В первую очередь в своих комментариях на тему Первой мировой войны и парламентаризма в Германии Вебер анализировал государство так, как это делает современная социология, а именно как сферу конфликта различных структур принятия решений и групп интересов (монархии, бюрократии, партий, парламента, военных) в борьбе за власть. В то же время его все больше интересует вопрос, к какой форме господства относится демократия, поскольку реализация власти, основанная на признании правителя его подданными, в его понятийной системе вообще–то подпадала под харизматический тип. Однако харизматических лидеров не выбирают. Кроме того, назвать тогдашнего рейхсканцлера Германа Мюллера харизматиком было бы, по меньшей мере, странно.

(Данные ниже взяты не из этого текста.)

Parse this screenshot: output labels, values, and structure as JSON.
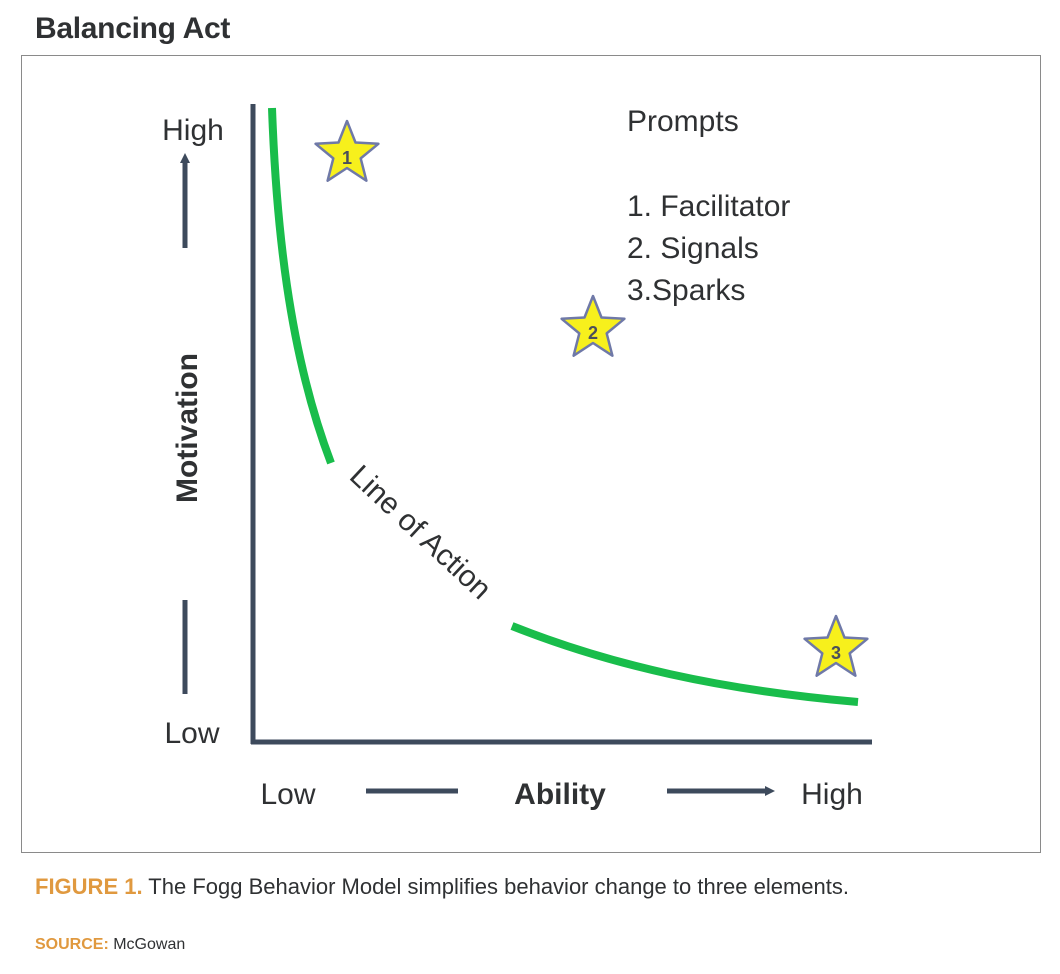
{
  "title": "Balancing Act",
  "diagram": {
    "y_axis": {
      "label": "Motivation",
      "high_label": "High",
      "low_label": "Low"
    },
    "x_axis": {
      "label": "Ability",
      "low_label": "Low",
      "high_label": "High"
    },
    "curve_label": "Line of Action",
    "prompts": {
      "heading": "Prompts",
      "items": [
        "1. Facilitator",
        "2. Signals",
        "3.Sparks"
      ]
    },
    "stars": [
      "1",
      "2",
      "3"
    ],
    "colors": {
      "axis": "#3d4a5c",
      "curve": "#19bd4b",
      "star_fill": "#f7f01c",
      "star_stroke": "#6f79a8",
      "text": "#2f3133"
    }
  },
  "caption": {
    "label": "FIGURE 1.",
    "text": " The Fogg Behavior Model simplifies behavior change to three elements."
  },
  "source": {
    "label": "SOURCE:",
    "text": " McGowan"
  }
}
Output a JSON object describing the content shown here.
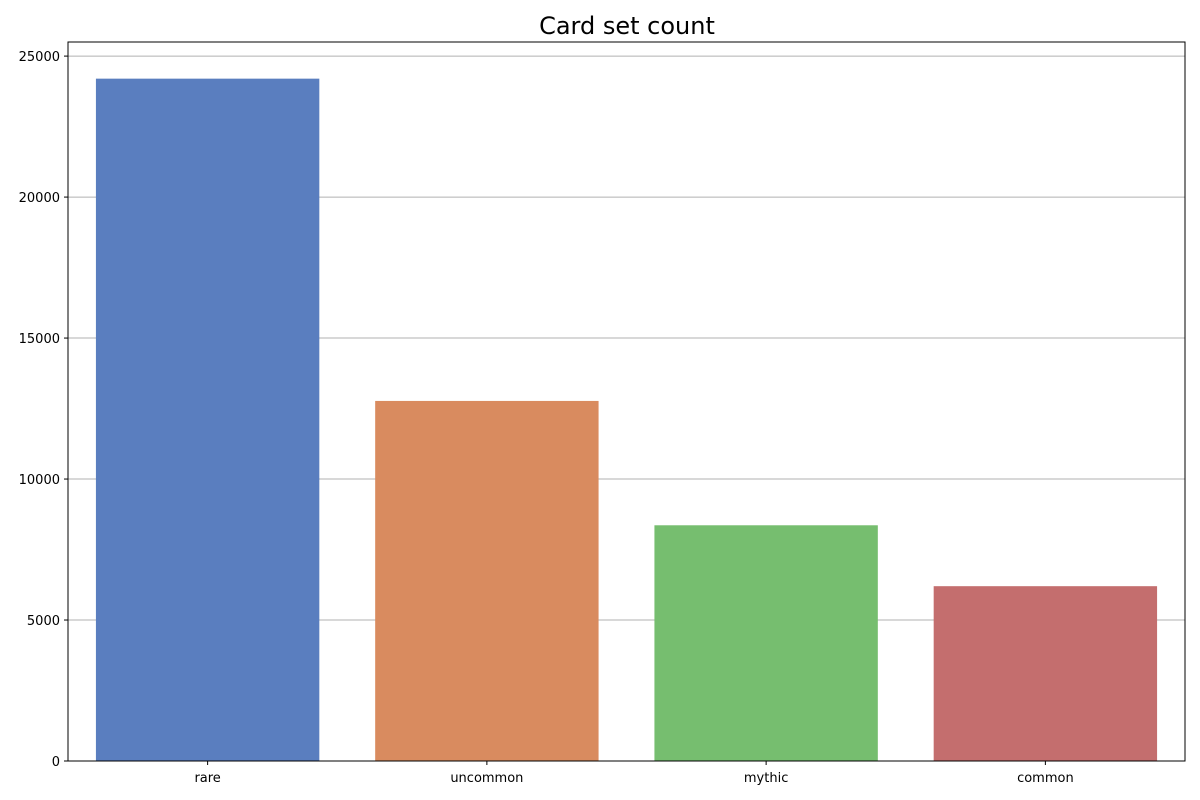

Означает ли это и в самом деле «обудничивание харизмы», когда на прохождение политиков во власть влияет и их популярность? В конечном итоге это все равно касается только их избрания, а не вероятности встретить повиновение. И действительно ли избранный демократическим путем политик становится слугой тех, кто его избрал, в том случае, если у него нет императивных, т. е. содержательно определенных обязательств перед ними, или если политическая система настолько громоздка, что наказы избирателей не достигают ушей избранников?